Estimating Coordinator Resource Usage

Resource Safe range Notes / CM tsquery to monitor
Memory

(Max JVM heap setting +

query concurrency *

query mem_limit)

<=

80% of Impala process memory allocation

Memory usage:

SELECT mem_rss WHERE entityName = "Coordinator Instance ID" AND category = ROLE

JVM heap usage (metadata cache):

SELECT impala_jvm_heap_current_usage_bytes WHERE entityName = "Coordinator Instance ID" AND category = ROLE (only in release 5.15 and above)

TCP Connection Incoming + outgoing < 16K

Incoming connection usage:

SELECT thrift_server_backend_connections_in_use WHERE entityName = "Coordinator Instance ID" AND category = ROLE

Outgoing connection usage:

SELECT backends_client_cache_clients_in_use WHERE entityName = "Coordinator Instance ID" AND category = ROLE

Threads < 32K SELECT thread_manager_running_threads WHERE entityName = "Coordinator Instance ID" AND category = ROLE
CPU

Concurrency =

non-DDL query concurrency <=

number of virtual cores allocated to Impala per node

CPU usage estimation should be based on how many cores are allocated to Impala per node, not a sum of all cores of the cluster.

It is recommended that concurrency should not be more than the number of virtual cores allocated to Impala per node.

Query concurrency:

SELECT total_impala_num_queries_registered_across_impalads WHERE entityName = "IMPALA-1" AND category = SERVICE

If usage of any of the above resources exceeds the safe range, add one more coordinator.

Deploying Dedicated Coordinators and Executors

This section describes the process to configure a dedicated coordinator and a dedicated executor roles for Impala.

To configuring dedicated coordinators/executors, you specify one of the following startup flags for the impalad daemon on each host:
  • ‑‑is_executor=false for each host that does not act as an executor for Impala queries.
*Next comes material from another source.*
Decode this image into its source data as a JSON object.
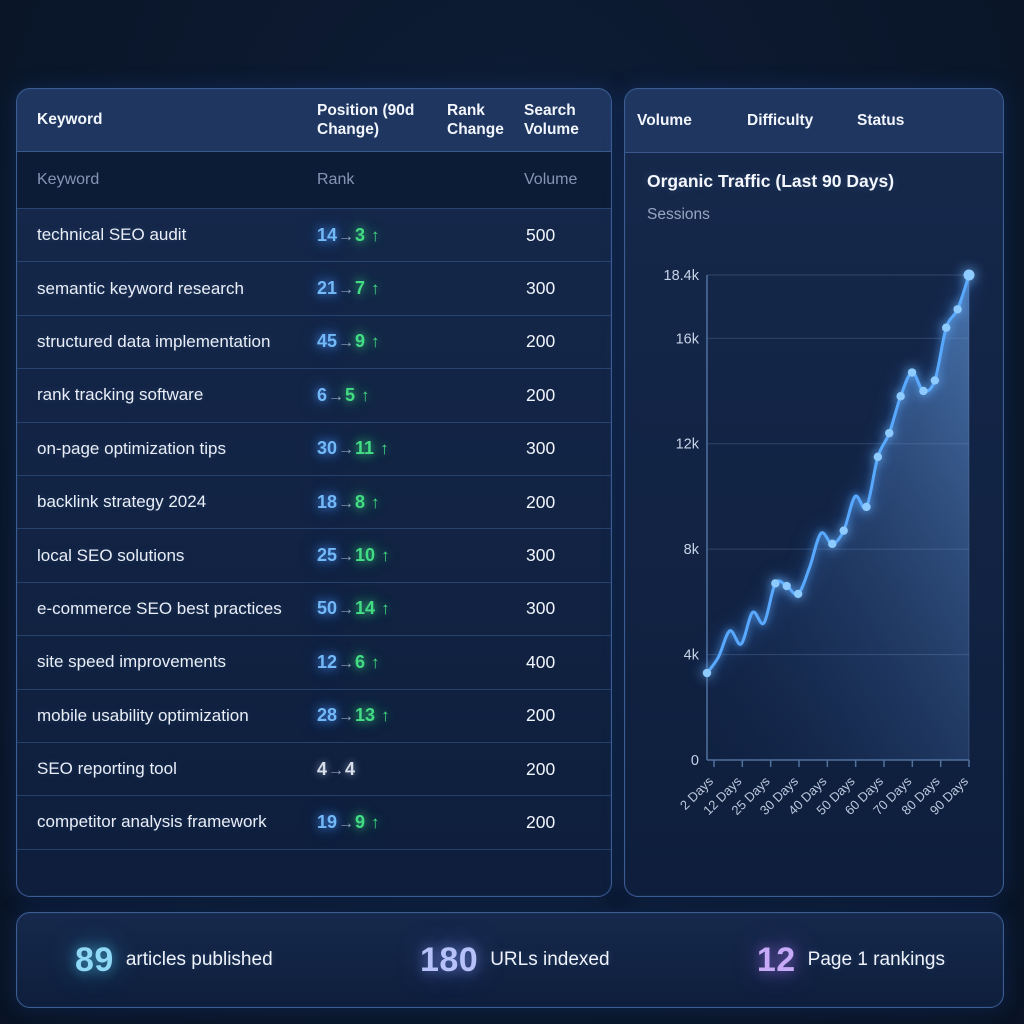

These hosts act exclusively as query coordinators. This setting typically applies to a relatively small number of hosts, because the most common topology is to have nearly all DataNodes doing work for query execution.

  • ‑‑is_coordinator=false for each host that does not act as a coordinator for Impala queries. These hosts act exclusively as executors. The number of hosts with this setting typically increases as the cluster grows larger and handles more table partitions, data files, and concurrent queries. As the overhead for query coordination increases, it becomes more important to centralize that work on dedicated hosts.